Via le pont de Brotonne, on rejoint à vélo la rive en face, direction Arelaune en Seine, Notre-Dame-de-Bliquetuit, Yainville, puis le bac vers Jumièges…. Nous voilà sur la Route des fruits, semée de vergers fruitiers et de croquignolettes fermes en briques et colombages. Dans cette partie de la vallée de la Seine, les habitants cultivent les pommiers, les poiriers, les pruniers et les cerisiers depuis le XVIIe siècle. Et si ça pousse si bien, c’est que les falaises encadrant le fleuve protègent les terres alluviales des vents froids et réfléchissent la chaleur. Adeptes de l’agriculture raisonnée, Claire et Pascal Crevel palissent leurs fruitiers à hauteur d’homme, pour faciliter la cueillette et vendent leur récolte « à la barrière », route du halage, au Mesnil-sous Jumièges. L’occasion de goûter la pomme locale Benedictin, à la chair croquante et juteuse. Ca met en appétit pour les recettes normandes aux plantes du chef Christophe Mauduit, à l’Auberge des Ruines de Jumièges! Quelques délices d’automne : crème de courge/pois cassés, cochon rôti au foin, pomme au four/raisin-noix.

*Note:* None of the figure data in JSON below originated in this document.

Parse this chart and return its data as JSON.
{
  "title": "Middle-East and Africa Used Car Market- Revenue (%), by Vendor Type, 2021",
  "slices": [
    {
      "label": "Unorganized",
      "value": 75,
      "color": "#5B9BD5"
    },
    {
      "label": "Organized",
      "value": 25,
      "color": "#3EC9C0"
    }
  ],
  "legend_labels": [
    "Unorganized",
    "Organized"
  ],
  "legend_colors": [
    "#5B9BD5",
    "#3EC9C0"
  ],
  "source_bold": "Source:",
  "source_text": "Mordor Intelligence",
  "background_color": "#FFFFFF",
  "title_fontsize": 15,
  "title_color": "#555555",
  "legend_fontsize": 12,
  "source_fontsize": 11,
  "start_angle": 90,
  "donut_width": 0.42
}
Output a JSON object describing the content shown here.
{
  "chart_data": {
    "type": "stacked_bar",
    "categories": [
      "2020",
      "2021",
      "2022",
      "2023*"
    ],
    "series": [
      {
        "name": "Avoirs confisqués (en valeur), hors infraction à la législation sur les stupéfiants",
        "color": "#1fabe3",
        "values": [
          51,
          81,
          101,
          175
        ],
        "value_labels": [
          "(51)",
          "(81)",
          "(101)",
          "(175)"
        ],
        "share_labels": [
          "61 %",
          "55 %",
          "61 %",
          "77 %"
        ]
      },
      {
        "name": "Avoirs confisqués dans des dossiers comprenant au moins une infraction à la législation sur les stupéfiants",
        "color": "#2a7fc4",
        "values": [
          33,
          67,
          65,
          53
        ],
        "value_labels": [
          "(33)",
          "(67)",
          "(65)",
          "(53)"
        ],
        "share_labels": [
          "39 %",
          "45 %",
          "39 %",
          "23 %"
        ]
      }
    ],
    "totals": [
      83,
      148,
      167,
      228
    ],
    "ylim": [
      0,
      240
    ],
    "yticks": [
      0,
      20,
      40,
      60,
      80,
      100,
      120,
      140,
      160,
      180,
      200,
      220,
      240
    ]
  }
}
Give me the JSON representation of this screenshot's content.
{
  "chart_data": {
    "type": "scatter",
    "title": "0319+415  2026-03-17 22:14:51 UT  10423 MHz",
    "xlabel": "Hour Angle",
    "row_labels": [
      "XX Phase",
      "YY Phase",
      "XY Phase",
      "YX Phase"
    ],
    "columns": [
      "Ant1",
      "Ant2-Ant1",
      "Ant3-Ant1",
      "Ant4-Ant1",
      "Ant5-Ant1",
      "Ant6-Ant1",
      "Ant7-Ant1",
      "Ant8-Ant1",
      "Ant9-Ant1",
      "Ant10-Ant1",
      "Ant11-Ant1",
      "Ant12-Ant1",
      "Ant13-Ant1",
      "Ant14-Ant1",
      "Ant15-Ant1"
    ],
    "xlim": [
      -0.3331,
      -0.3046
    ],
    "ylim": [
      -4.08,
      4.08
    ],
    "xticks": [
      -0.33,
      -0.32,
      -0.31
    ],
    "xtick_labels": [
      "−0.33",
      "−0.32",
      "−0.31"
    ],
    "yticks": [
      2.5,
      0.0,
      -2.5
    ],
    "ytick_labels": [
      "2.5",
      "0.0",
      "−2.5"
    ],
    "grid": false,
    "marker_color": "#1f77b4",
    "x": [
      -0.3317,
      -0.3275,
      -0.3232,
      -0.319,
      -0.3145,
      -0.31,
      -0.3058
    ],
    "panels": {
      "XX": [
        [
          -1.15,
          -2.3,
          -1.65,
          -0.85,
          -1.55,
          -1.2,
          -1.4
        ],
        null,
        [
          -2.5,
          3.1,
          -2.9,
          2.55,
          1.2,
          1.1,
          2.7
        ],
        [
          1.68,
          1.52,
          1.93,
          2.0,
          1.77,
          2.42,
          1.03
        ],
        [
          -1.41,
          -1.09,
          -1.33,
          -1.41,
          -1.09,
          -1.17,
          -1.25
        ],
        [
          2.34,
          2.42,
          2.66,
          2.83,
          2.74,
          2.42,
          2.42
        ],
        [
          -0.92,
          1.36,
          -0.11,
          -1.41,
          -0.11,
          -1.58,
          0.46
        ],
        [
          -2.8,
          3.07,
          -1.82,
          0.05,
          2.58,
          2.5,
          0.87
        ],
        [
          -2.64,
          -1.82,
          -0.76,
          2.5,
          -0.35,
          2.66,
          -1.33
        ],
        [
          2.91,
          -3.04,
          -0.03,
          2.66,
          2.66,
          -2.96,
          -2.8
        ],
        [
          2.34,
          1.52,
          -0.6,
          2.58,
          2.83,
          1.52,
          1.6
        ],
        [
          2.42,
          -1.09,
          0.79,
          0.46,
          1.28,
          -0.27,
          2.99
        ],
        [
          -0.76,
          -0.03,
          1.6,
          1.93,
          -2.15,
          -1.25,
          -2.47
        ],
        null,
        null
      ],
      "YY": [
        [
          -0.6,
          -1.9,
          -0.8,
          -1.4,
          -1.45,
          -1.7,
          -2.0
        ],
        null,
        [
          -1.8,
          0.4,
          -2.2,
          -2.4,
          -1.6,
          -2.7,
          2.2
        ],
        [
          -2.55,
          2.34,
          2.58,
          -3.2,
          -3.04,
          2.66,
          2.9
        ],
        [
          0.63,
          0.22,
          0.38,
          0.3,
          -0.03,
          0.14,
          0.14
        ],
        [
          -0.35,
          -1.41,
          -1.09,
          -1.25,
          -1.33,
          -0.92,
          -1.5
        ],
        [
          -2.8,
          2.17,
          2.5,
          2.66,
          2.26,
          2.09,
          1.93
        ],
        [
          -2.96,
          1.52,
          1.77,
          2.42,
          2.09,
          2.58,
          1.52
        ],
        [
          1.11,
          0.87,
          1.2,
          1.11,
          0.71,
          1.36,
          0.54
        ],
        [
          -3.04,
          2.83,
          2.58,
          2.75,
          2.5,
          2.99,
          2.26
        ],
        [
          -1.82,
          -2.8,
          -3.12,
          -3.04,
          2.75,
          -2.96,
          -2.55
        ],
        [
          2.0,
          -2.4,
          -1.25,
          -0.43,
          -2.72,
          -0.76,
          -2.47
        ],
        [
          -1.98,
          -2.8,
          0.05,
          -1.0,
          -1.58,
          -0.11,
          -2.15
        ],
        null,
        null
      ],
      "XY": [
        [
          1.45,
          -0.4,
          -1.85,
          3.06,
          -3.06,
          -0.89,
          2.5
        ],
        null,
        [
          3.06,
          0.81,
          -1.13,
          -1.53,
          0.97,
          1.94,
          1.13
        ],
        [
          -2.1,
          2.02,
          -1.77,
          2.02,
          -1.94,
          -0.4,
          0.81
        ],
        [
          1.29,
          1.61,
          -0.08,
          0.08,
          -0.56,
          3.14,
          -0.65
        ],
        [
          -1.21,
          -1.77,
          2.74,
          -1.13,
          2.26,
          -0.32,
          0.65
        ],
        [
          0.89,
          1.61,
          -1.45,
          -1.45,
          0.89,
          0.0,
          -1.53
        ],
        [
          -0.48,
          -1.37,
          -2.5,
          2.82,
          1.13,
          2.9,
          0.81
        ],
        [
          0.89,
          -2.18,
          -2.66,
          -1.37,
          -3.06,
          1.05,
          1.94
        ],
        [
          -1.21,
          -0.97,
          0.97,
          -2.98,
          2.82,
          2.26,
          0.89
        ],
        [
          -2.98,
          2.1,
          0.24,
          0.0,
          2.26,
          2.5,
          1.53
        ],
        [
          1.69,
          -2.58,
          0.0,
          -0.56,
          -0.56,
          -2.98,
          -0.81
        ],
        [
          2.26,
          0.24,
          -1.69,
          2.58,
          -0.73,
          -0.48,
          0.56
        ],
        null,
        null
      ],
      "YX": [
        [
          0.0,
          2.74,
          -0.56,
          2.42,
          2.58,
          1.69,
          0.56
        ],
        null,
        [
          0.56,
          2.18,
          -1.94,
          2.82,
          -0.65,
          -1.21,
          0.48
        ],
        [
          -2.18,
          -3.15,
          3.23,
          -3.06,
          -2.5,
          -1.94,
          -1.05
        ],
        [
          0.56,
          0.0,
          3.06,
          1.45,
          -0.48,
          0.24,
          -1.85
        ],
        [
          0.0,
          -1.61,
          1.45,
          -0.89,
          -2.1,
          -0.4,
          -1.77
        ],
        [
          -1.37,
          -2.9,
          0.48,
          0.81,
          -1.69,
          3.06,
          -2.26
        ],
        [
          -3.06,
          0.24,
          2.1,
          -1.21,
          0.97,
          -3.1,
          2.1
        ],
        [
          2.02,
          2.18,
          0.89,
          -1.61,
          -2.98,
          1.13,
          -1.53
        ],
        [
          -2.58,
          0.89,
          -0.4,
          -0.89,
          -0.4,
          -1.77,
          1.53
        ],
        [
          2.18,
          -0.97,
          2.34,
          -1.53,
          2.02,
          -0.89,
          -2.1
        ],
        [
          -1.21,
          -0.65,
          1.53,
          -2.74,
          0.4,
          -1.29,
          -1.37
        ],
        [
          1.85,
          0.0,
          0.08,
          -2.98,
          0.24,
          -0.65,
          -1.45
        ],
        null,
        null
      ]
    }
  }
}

Arriver par un bel après-midi d’automne à l’Abbaye de Jumièges, c’est magique. Balayées par le soleil, ses ruines majestueuses se dressent au coeur d’un vaste parc, d’où l’on aperçoit la Seine au loin. Elle fut fondée au VIIe siècle par Philibert, un moine formé à la cour du roi Dagobert, à peu près à la même époque que Saint-Wandrille. Son histoire reflète ensuite les péripéties de la création du Duché de Normandie, des premiers raids viking du IXe siècle au traité de St-Clair-sur-Epte, signé en 911 entre le chef viking Rollon et le roi des Francs Charles III. Les princes normands, devenus chrétiens, en font une université élitiste et un grand centre de production de manuscrits enluminés. 360 de ces trésors sont encore conservés à la Bibliothèque patrimoniale de Rouen. Construite de 1040 à 1067, l’église Notre Dame compte parmi les grandes réalisations du règne de Guillaume le Conquérant. Mise en vente comme bien national et pillée après la Révolution, l’Abbaye de Jumièges dut attendre 1947 pour être classée monument historique. Aujourd’hui, grâce à des modélisations en 3D pilotées par un comité scientifique, on peut découvrir le site tel qu’il était à quatre époques, du IXe au XVIIIe siècle. Ouverte aux quatre vents, l’église Notre Dame, sa nef et son choeur reprennent vie et couleurs, par la magie de l’IPad…
Infos hébergements, visites et activités sur la vallée de la Seine sur le site Seine Maritime, la Normandie impressionniste et au bureau d’accueil touristique de Jumièges.
Pour la map et les étapes de la piste cyclable La Seine à vélo, c’est ici.
Depuis Paris, 160 km en voiture par la A13 ou en train, 1 h 40 de la gare Saint-Lazare à Yvetot puis bus 30 mn jusqu’à Jumièges. Infos sur Oui Sncf. A partir de 9,50 €/jour la location de vélo classique ou électrique au Bureau d’accueil touristique de Jumièges (Tel : 02 35 37 28 97) ou chez Cycles Velhano à Caudebec-en-Caux (Tel : 02 35 96 24 77).